PET/MR will start in oncology, then move to cardiology
Zahi Fayad, PhD |
Mount Sinai has been alpha and beta testing the hybrid system for two years in collaboration with Philips. Fayad and colleagues, along with researchers at the University Hospital of Geneva in Switzerland, submitted data to the FDA in November from 75 oncology cases comparing the new modality to PET/CT.
"We have evaluated the system for the optimization of imaging protocols and acquisition of diagnostic quality whole-body images in a clinically acceptable timeframe," said Fayad, director of the Translational and Molecular Imaging Institute and a professor of radiology and cardiology at Mount Sinai. "The results are promising."
The Ingenuity TF hybrid combo is actually two separate scanners in one room with a table that rotates 180 degrees for sequential imaging in either scanner. It is the first such whole-body scanner to receive approval in any market. The cost is upwards of $4 million.
"From the patients' perspective, it is ideal. They need only deal with one scheduler and one appointment, because it is one test essentially," he said.
But Fayad's research heart is, well, in the heart. He said the combination of PET and 3T MRI is ideal for imaging atherosclerosis.
"PET will show us the amount of inflammation that is present in arterial plaque, the metabolic activity, while MRI, with its high spatial resolution and excellent tissue contrast, will help characterize the plaque into its various components, such as lipids and collagen," he said.
"We feel the two modalities are extremely synergistic and additive and together they resolve disadvantages inherent to each test when used alone."

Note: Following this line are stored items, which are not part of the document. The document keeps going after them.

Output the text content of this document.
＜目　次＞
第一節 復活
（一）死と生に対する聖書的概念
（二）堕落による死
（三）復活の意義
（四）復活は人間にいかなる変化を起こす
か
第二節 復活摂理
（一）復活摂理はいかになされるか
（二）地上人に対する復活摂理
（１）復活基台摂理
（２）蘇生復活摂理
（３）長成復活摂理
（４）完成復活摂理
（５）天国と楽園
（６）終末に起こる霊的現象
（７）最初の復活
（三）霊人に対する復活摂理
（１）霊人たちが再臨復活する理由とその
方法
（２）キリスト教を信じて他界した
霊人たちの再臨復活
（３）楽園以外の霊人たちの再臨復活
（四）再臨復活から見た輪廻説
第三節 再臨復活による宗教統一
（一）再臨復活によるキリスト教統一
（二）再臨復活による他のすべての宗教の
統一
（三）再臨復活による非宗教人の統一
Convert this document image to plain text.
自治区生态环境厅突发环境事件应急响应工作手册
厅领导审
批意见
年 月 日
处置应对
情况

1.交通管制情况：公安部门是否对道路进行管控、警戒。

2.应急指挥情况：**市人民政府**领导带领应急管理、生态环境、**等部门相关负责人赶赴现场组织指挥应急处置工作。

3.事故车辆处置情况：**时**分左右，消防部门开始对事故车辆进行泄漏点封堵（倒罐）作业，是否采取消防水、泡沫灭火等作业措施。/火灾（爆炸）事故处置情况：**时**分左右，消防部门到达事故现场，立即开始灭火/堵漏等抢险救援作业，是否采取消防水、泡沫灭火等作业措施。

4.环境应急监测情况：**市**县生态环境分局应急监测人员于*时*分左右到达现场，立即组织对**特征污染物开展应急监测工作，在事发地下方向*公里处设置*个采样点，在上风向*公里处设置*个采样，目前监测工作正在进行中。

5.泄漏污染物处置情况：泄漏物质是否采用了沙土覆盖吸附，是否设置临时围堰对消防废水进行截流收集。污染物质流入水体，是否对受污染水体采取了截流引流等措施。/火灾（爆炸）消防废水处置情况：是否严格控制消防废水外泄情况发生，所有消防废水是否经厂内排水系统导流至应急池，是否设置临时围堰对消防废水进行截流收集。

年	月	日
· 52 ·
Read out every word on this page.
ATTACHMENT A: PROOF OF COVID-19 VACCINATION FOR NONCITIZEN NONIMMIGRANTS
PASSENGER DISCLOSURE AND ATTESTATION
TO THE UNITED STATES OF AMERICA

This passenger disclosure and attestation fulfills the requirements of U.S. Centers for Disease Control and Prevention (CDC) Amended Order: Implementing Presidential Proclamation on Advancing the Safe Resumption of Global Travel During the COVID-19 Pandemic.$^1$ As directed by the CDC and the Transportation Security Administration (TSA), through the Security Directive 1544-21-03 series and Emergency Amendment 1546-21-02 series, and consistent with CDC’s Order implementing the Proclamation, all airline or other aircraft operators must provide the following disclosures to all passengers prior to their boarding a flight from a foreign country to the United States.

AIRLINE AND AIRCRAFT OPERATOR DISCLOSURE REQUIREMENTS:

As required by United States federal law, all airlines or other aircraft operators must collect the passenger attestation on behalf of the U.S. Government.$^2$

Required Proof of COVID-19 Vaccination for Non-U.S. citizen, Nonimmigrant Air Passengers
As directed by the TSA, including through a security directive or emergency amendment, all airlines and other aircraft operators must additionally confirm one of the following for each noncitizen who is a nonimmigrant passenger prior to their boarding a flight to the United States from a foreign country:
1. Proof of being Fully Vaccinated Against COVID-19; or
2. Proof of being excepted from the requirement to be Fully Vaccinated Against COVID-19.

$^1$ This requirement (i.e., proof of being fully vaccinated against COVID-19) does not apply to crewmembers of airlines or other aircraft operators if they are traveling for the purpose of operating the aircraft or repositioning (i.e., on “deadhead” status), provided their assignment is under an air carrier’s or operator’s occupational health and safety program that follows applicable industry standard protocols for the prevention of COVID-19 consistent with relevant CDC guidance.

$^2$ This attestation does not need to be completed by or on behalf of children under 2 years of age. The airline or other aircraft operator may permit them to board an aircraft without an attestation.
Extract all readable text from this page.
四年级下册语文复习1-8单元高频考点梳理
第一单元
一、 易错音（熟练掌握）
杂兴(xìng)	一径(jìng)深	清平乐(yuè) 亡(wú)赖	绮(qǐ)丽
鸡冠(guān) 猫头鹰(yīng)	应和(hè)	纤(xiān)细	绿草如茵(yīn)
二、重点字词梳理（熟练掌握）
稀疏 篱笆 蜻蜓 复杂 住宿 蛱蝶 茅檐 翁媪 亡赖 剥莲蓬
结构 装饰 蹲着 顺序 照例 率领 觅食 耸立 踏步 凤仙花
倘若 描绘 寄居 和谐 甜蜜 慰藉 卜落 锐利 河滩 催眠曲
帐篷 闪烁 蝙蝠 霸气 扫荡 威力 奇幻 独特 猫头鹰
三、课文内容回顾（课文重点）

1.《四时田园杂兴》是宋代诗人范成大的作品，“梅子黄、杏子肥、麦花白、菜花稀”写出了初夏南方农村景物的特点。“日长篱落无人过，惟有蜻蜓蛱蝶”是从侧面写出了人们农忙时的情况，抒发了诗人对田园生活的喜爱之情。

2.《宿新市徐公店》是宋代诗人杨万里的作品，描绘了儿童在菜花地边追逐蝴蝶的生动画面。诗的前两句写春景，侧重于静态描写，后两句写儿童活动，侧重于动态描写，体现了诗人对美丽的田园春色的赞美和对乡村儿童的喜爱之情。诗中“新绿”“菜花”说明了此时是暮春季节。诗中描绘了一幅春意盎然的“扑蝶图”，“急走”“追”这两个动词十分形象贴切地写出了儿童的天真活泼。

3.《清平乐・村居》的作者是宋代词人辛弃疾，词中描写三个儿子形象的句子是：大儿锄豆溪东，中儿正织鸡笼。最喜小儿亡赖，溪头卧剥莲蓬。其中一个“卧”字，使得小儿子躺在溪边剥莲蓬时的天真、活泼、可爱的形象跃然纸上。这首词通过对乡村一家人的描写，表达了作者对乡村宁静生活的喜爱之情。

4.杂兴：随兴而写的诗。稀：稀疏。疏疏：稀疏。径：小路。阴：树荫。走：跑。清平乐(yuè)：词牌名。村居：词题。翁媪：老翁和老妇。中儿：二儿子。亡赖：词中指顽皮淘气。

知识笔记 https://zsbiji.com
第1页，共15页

In addition, MRI can evaluate viability and other functional parameters to determine if "hot spots" on PET correlate with decreased or compromised cardiac ability.
Fayad said that the hybrid system will initially make its cardiovascular mark in the carotid vasculature, and then move on to the coronary arteries.
While there has been momentum as of late to better characterize plaque with optical coherence tomography (OCT) and virtual histology intravascular ultrasound (VH-IVUS), those techniques are invasive and require patients to be admitted to the hospital.
"With PET/MR, the patient can walk into the outpatient center, be scanned and go home within an hour," Fayad said. "It's a powerful model and, quite frankly, paradigm shifting."
At the 2010 Radiological Society of North America (RSNA) conference in Chicago, Siemens Healthcare showcased its entry into the PET/MR market, the Biograph mMR, a combination 3T MRI and PET scanner housed in one unit. Unlike the Philips model, which scans patients sequentially, the Siemens hybrid scanner images patients simultaneously or separately. The company expects CE mark in late 2011. It is not yet approved in the U.S.
Also at last year's RSNA meeting, GE Healthcare showcased software that seamlessly fused images from a separate FDA-approve MRI scanner and an FDA-approved PET/CT scanner. The two scanners are placed in close proximity and the table is wheeled between them.
Osman M. Ratib, MD, PhD, chair of radiology and head of nuclear medicine at University Hospital of Geneva, presented preliminary results at the 2010 RSNA meeting from the Ingenuity TF PET/MR system being used in several oncologic indications including lymphomas, head and neck tumors, prostate and breast tumors as well as lung and colon cancers.
He reported no differences in image quality or identification of abnormal lesions between PET/MR and PET/CT.